# Hard-Edged or Whimsical?



## Tecdavid (Nov 23, 2011)

Fantasy is a rather broad genre, really. When you really think about it, it _is_ odd to think of Discworld and A Song of Ice and Fire sharing the same category. One's flippant and fun, the other's hardy and severe.

Which do you prefer? The more serious, darker stories, riddled with eye-widening battles and complex depth as they often are, or the crafty, whimsical stories, in which anything really _can_ happen?

Also, do you believe a story can make decent use of both?


----------



## TheTomG (Nov 24, 2011)

I have liked both kinds of books, and I am sure that - just like life - both can co-exist within the same story too.


----------



## alchemist (Nov 24, 2011)

Personally, I don't like whole novels comprising fun and flippancy. Short stories, sure, but not a whole novel. I've only stopped reading 3 books in my lifetime and 2 were meant to be funny. I don't think the hilarity can be maintained for that long AND have a coherent story (and yes, that includes Discworld).

Therefore I prefer my Fantasy books dark, just like my, er (no, not tea, or chocolate)...okay, I just prefer my Fantasy dark.


----------



## Jo Zebedee (Nov 24, 2011)

It depends where I'm reading it; on the train, somewhere distracting, I quite like whimsy, and I do like Pratchett, but for a real delve into story there needs to be some edge to it.  Unremitting darkness, I struggle with too, but if I want light I'd probably read a Marian Keyes and leave my fantasy as a more serious undertaking.


----------



## HareBrain (Nov 24, 2011)

I prefer it when a story has a variety of tone (assuming they fit properly together). One tone = monotonous.


----------



## AnyaKimlin (Nov 24, 2011)

I like a great plot, good characters -- beyond that I'm not fussed.  I just want to be taken in by the story.  Best of all is a book that includes tears of laughter and sadness, and a few oh my gosh is that really what is going to happen moments.


----------



## natalienoo (Nov 24, 2011)

I'm relatively new to intensive fantasy.  I've read Hobb and Tolkien, but up until a year ago my fantasy focus was more around Robert Rankin, Jasper Fforde, and the occasional Pratchett.  I've only recently read GRRM (which I'm grateful for.  I'm not great at re-reading books and I would have forgotten everything by the time A Dance With Dragons came out).  

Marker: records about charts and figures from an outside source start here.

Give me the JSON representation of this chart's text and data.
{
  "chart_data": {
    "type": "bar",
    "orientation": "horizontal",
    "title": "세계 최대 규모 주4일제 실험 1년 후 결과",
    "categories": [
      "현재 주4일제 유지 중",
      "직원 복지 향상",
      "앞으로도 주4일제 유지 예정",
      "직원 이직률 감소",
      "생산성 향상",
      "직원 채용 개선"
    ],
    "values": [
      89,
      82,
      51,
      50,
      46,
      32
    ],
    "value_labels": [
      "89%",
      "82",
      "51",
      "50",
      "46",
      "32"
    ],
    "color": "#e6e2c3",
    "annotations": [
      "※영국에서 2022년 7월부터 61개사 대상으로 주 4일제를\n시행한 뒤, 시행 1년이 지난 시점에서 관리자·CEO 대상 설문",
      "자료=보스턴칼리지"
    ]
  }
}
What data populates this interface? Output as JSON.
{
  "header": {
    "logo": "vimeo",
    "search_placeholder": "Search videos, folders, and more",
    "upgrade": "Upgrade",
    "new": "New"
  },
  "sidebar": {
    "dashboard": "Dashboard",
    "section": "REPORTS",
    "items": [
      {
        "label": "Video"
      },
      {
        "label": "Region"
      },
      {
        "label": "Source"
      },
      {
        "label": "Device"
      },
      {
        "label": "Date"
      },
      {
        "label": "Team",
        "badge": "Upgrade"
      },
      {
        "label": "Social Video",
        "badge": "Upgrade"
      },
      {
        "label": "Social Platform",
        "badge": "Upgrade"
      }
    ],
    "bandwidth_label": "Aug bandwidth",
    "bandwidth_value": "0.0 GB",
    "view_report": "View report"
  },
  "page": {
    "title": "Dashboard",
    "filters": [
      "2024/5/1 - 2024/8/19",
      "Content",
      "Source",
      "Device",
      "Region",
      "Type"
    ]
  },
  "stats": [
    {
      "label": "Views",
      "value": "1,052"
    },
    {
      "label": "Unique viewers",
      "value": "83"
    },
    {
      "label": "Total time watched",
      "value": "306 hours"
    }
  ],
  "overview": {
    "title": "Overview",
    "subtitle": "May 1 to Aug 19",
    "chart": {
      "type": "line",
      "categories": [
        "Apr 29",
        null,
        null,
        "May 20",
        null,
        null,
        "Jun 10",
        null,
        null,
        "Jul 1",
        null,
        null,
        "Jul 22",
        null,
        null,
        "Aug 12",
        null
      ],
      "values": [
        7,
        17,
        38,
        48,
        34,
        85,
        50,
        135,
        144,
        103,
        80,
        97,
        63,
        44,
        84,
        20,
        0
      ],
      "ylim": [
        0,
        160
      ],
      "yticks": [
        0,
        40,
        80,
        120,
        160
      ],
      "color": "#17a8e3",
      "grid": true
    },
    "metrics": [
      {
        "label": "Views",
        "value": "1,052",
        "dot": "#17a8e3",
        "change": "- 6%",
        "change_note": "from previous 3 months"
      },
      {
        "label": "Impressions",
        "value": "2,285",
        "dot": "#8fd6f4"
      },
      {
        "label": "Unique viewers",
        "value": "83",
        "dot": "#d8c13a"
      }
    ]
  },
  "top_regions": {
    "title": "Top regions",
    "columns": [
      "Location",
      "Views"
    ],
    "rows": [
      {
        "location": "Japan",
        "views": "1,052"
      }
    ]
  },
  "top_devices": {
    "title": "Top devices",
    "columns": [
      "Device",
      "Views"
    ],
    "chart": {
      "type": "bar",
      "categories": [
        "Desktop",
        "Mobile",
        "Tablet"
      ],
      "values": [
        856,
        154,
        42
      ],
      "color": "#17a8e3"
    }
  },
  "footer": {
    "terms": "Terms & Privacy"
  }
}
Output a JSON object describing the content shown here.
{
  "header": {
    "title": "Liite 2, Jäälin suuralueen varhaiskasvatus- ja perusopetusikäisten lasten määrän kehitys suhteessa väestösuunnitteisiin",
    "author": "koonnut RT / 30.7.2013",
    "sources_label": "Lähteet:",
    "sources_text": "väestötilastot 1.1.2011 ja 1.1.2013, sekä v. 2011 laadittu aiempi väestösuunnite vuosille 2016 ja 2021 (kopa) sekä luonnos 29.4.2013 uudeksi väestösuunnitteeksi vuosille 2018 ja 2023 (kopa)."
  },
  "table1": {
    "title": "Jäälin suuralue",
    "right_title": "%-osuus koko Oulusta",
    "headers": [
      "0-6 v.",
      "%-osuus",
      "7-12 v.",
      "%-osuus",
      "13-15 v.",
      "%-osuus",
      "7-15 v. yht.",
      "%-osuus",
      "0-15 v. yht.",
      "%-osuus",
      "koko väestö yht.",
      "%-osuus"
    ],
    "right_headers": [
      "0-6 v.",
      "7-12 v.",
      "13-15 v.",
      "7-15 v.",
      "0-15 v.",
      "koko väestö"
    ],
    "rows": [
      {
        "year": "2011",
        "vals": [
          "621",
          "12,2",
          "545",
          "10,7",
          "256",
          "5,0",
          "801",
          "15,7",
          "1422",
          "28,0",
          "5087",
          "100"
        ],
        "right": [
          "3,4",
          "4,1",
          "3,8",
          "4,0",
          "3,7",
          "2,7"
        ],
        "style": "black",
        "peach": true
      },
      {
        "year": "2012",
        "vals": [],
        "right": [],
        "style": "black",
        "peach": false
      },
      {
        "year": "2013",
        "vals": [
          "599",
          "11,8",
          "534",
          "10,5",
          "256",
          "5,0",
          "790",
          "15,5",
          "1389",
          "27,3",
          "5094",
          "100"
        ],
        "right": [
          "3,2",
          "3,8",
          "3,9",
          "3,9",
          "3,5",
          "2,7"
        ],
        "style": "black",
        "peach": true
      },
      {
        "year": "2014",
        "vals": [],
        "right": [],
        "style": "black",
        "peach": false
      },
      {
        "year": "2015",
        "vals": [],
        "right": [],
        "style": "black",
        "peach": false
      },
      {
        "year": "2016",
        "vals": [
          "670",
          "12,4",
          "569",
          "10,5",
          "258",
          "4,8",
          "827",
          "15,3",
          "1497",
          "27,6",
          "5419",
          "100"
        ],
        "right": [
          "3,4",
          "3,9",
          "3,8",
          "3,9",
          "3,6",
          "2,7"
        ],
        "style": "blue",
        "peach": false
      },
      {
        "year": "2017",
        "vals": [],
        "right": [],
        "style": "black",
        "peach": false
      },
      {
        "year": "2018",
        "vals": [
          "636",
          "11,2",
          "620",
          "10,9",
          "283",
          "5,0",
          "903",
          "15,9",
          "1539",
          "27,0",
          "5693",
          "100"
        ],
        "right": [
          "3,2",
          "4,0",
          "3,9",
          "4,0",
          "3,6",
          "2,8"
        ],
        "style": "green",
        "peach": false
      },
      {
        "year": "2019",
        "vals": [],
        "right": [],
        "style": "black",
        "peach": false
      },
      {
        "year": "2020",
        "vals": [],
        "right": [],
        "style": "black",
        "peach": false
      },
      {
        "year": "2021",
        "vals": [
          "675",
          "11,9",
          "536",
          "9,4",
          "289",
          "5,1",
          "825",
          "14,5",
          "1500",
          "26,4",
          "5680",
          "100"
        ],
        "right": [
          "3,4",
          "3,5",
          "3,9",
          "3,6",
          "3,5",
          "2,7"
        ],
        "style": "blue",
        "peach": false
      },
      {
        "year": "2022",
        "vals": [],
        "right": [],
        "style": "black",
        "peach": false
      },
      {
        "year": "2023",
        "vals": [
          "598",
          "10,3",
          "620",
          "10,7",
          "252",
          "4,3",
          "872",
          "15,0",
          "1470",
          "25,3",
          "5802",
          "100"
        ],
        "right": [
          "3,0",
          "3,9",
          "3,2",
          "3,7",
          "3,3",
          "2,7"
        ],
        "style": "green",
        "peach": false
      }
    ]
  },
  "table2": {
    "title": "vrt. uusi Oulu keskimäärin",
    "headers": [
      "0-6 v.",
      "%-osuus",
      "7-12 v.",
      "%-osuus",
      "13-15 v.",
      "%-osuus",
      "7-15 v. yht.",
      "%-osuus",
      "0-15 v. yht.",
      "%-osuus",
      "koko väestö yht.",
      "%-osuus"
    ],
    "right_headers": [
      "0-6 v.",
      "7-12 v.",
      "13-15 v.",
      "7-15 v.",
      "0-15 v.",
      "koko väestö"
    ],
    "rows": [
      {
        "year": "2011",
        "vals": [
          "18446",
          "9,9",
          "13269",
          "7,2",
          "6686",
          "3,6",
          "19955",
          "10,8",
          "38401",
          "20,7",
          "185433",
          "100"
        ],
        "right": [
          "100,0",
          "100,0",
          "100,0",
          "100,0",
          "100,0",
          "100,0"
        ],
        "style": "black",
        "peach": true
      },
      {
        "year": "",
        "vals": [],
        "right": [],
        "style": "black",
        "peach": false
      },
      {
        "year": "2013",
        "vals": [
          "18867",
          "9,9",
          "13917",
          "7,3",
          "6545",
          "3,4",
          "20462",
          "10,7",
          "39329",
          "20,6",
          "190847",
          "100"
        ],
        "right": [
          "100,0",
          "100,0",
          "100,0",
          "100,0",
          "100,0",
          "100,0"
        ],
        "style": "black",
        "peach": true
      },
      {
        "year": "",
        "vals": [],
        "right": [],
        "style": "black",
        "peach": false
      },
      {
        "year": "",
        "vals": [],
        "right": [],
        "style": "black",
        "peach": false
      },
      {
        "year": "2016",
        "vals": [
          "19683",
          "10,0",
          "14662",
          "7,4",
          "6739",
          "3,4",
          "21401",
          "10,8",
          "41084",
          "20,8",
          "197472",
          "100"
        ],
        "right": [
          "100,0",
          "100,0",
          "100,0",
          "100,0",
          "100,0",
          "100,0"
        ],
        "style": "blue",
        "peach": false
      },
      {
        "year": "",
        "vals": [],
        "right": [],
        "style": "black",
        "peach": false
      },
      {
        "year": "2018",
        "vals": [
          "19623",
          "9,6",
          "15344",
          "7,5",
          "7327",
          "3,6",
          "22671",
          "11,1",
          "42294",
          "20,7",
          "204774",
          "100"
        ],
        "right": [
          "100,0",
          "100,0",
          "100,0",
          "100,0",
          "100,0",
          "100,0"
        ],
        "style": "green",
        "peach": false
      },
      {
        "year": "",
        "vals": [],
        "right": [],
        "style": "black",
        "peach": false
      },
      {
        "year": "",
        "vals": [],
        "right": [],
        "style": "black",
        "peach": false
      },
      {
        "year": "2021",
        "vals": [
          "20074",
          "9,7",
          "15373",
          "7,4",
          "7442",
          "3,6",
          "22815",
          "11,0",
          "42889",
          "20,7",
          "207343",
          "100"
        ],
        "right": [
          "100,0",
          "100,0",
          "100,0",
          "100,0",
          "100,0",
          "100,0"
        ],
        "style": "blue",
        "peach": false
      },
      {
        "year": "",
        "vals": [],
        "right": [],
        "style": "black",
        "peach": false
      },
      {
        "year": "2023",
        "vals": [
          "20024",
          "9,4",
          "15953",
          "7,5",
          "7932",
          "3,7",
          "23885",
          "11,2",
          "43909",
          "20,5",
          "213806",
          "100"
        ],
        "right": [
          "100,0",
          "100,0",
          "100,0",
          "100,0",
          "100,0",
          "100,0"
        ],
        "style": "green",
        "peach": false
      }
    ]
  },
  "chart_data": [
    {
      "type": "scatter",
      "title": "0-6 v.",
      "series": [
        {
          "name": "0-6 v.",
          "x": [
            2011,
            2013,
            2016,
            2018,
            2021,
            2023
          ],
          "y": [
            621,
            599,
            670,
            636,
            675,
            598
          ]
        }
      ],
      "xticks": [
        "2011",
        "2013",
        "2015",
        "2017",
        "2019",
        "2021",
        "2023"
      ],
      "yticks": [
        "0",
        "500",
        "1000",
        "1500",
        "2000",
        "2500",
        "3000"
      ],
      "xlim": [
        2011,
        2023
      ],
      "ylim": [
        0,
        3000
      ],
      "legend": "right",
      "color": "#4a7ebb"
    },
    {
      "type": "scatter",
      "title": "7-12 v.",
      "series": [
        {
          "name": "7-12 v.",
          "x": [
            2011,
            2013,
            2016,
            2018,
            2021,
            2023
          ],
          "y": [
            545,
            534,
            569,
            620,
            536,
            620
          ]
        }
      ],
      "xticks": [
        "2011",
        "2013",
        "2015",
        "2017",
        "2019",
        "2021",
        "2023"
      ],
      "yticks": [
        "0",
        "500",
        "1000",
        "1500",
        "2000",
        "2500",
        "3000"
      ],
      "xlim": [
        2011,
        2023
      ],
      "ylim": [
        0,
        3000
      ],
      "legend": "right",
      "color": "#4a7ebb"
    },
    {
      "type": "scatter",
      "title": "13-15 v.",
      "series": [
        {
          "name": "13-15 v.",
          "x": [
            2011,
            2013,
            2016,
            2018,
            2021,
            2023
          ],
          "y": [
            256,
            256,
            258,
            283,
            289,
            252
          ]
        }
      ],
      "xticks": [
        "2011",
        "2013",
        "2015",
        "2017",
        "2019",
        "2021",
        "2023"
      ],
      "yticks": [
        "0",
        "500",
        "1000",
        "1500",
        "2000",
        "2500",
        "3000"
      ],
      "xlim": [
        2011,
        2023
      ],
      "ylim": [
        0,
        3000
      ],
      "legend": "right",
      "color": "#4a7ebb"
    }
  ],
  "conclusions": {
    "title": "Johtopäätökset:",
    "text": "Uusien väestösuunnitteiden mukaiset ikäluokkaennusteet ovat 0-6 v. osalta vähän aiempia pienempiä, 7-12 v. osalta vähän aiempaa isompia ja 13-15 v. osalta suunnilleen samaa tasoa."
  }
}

I really enjoyed the ride with Westeros, but at the moment I'm re-reading the Thursday Next series so I can read One of Our Thursdays Is Missing with a fresh head of information.  

I don't think my mind could have taken another intensive world immediately after GRRM but it doesn't mean I won't crave something fully enthralling after Fforde.  They can most certainly work alongside one another.

Thrown in the odd classic sci-fi like Wells and Wyndham, the occasional horror from the likes of Barker or King, a little child's book here, a classic fiction there.. literature is love and I enjoy each ride.


----------